Shaw et al. further categorized the targets into primary and secondary groups based on their expression in normal tissues and vital organs. Primary targets, which exhibit the least expression in normal tissues and bone marrow, are expected to minimize treatment-related side effects. In patient-derived xenograft models, three primary targets—FN1, VCAN1, and COL11A1—were widely expressed in pediatric solid and brain tumors. In vitro studies demonstrated that both COL11A1-CAR and FN1's alternative splicing extra domain CAR (EDB-CAR) had anti-tumor activity against pediatric sarcomas. Orthogonal experiments confirmed the antigen specificity of COL11A1-CAR. Additionally, Shaw's team used a mouse osteosarcoma model to validate the in vivo anti-tumor efficacy of COL11A1-CAR, showing a significant extension of median survival in CAR-treated mice, although tumors eventually recurred.

In conclusion, Shaw et al. demonstrated that CSEs can serve as candidate targets for CAR-T therapy through RNA-seq data mining, yielding a wealth of potential targets for future research. The team validated at least one target, COL11A1, which broadens the scope of immunotherapy options for pediatric solid and brain tumors.

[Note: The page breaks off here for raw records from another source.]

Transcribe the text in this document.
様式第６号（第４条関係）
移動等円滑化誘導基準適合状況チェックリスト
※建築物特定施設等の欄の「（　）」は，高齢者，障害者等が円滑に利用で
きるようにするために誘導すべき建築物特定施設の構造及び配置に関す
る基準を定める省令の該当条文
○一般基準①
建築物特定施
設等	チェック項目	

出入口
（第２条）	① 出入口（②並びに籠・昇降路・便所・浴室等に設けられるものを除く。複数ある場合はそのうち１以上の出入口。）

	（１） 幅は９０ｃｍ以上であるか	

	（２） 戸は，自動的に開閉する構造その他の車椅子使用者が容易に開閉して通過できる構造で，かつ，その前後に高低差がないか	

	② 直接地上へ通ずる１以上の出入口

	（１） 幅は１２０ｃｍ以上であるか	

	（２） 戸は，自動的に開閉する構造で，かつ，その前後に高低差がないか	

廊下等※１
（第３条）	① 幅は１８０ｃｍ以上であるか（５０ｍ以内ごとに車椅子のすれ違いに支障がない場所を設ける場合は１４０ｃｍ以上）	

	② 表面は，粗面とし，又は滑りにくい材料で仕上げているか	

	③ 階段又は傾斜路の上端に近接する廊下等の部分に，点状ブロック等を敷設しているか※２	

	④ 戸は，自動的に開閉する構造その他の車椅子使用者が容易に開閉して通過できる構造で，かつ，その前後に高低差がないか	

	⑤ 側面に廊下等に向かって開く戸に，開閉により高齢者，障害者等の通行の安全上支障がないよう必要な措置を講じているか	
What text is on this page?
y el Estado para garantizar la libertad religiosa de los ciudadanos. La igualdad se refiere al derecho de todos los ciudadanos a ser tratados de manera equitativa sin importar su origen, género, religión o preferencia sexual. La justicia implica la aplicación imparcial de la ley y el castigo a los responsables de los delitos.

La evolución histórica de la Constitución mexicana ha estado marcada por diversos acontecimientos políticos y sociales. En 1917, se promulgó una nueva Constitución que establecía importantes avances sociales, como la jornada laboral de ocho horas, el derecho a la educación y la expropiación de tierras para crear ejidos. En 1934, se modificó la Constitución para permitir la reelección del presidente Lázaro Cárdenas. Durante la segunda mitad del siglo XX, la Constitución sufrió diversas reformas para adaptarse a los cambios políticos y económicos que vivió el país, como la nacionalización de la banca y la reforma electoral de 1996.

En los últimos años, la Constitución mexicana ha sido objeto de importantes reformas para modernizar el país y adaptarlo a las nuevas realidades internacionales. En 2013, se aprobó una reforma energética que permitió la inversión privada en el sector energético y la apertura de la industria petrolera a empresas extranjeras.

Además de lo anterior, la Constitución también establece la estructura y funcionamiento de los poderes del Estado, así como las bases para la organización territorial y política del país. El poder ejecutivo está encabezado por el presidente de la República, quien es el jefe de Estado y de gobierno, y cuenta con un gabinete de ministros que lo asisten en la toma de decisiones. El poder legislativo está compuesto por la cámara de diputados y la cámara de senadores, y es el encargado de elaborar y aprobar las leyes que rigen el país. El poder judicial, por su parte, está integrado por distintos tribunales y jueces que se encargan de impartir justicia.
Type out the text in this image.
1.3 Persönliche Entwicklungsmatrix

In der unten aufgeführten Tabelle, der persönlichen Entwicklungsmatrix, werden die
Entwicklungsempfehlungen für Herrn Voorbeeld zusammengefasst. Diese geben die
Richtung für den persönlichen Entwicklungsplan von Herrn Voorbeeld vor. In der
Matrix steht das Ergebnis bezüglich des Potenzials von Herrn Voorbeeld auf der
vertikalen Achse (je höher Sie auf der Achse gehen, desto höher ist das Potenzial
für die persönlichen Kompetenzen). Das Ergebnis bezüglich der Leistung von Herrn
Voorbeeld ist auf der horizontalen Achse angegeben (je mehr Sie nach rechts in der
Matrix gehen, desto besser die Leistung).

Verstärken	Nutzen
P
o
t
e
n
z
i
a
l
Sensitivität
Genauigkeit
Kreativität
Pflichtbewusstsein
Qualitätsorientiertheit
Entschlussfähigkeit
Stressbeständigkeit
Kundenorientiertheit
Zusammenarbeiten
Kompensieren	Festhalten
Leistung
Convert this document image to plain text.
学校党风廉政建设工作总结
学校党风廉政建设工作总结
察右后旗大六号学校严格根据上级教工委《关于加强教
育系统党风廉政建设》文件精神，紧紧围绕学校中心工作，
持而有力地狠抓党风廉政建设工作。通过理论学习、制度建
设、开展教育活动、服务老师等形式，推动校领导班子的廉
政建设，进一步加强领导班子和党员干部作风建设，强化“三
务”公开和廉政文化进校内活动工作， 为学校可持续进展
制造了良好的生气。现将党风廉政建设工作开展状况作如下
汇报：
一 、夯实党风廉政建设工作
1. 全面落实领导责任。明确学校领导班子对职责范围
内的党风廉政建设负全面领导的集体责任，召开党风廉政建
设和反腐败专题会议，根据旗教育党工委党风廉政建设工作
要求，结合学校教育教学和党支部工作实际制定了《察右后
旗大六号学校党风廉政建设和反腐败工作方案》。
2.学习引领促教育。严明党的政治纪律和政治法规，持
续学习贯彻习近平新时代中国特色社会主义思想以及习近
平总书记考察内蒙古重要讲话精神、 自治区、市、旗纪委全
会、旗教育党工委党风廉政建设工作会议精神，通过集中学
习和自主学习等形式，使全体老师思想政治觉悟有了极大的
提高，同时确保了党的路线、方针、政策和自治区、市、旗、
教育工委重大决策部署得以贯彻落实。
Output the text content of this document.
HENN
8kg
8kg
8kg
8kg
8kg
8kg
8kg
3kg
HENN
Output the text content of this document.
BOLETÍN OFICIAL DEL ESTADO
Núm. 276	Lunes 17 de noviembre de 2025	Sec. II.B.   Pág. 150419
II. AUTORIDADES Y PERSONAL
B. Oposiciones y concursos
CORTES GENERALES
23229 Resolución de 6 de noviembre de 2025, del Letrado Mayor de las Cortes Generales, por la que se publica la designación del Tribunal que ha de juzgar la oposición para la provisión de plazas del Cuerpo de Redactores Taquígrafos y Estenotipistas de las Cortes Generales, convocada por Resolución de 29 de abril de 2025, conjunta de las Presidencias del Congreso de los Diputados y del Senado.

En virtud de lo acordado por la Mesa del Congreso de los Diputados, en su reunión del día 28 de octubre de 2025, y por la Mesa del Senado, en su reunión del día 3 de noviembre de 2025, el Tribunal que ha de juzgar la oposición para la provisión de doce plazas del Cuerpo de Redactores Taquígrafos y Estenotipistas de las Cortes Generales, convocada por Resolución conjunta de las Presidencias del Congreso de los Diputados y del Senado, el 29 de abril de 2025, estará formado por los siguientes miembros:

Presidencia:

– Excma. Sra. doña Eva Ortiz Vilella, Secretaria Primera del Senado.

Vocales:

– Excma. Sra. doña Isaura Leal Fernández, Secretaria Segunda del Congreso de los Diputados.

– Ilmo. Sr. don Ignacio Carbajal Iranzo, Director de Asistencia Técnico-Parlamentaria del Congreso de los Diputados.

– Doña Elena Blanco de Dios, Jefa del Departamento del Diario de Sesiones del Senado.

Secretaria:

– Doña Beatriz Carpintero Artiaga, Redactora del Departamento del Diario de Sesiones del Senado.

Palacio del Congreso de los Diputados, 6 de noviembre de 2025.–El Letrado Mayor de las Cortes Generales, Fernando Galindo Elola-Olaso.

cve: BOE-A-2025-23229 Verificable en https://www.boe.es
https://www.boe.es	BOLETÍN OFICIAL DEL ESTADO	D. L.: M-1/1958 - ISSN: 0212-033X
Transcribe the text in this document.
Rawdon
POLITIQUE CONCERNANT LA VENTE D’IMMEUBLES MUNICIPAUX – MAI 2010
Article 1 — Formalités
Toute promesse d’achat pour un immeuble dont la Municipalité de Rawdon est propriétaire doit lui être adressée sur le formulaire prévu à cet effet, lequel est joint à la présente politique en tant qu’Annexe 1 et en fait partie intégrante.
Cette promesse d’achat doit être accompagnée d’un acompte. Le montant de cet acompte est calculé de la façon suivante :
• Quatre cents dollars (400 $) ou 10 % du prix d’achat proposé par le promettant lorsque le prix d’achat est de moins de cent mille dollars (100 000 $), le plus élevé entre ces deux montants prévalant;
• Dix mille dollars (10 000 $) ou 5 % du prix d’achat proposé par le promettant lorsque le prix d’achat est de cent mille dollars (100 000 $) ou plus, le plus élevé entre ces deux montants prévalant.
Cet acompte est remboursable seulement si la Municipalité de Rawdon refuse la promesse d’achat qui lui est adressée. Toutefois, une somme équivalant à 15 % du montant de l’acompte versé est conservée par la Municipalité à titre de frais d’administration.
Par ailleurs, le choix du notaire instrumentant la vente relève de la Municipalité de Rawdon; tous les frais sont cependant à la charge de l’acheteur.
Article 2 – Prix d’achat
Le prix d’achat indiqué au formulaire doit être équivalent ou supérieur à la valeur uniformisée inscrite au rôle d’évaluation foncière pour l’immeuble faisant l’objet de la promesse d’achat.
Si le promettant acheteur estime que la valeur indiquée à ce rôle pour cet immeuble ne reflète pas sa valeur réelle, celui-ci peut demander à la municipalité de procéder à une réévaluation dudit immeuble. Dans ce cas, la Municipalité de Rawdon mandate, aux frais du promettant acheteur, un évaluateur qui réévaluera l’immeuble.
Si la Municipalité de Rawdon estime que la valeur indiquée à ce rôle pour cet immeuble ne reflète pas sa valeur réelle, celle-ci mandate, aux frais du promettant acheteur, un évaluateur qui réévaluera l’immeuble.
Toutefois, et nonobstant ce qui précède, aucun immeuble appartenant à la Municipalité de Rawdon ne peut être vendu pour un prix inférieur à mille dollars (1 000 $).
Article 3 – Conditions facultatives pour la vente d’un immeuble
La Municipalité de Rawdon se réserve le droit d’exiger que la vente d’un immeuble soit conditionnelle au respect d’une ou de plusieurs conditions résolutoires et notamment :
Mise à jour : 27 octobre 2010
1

The success of this research can be attributed to several key factors. First, the study employed exon-level analysis, enabling researchers to identify exons specifically expressed in tumor cells due to alternative splicing, thereby discovering more potential targets. Second, the team expanded the range of CAR-T cell targets by including proteins from the extracellular matrix, rather than focusing solely on membrane-bound proteins. Their results showed that extracellular matrix proteins, such as COL11A1, can also serve as effective CAR-T targets. Third, the team conducted an integrated analysis of large-scale RNA sequencing data from multiple databases, including contributions from St. Jude Children's Hospital, the University of Washington, and the National Cancer Institute. This expansive data set ensured the reliability and depth of their findings. Additionally, strict screening criteria were applied to ensure that CSE targets were highly cancer-specific, requiring significantly higher expression in tumor samples compared to normal tissues, and excluding targets highly expressed in critical organs such as the brain, liver, lungs, and bone marrow.

However, the study has some limitations. First, the team used normal adult tissue samples as controls to validate CSE targets in pediatric tumors, which may introduce bias due to the differences between pediatric and adult tissue expression. Additionally, pediatric tumors often arise from developmental origins and exhibit unique biological characteristics that allow them to evade treatment in unpredictable ways [10]. The recurrence of tumors in mice treated with COL11A1-CAR, accompanied by reduced COL11A1 expression, raises questions about the role of CAR-T cell exhaustion and tumor immune evasion, which require further investigation. Lastly, the occurrence of secondary T-cell tumors in some patients undergoing CAR-T therapy calls for careful evaluation of the long-term safety of Shaw's CAR-T strategy.

CAR-T therapy holds great promise for treating solid tumors. Continued exploration of suitable targets and optimization of design strategies are essential to overcoming the challenges of CAR-T therapy. Shaw et al.'s approach offers a new direction for pan-tumor target discovery, with potential applications beyond CAR-T, including immune cytokines and antibody-conjugated therapies. This research opens up vast possibilities for the future of pediatric solid tumor immunotherapy.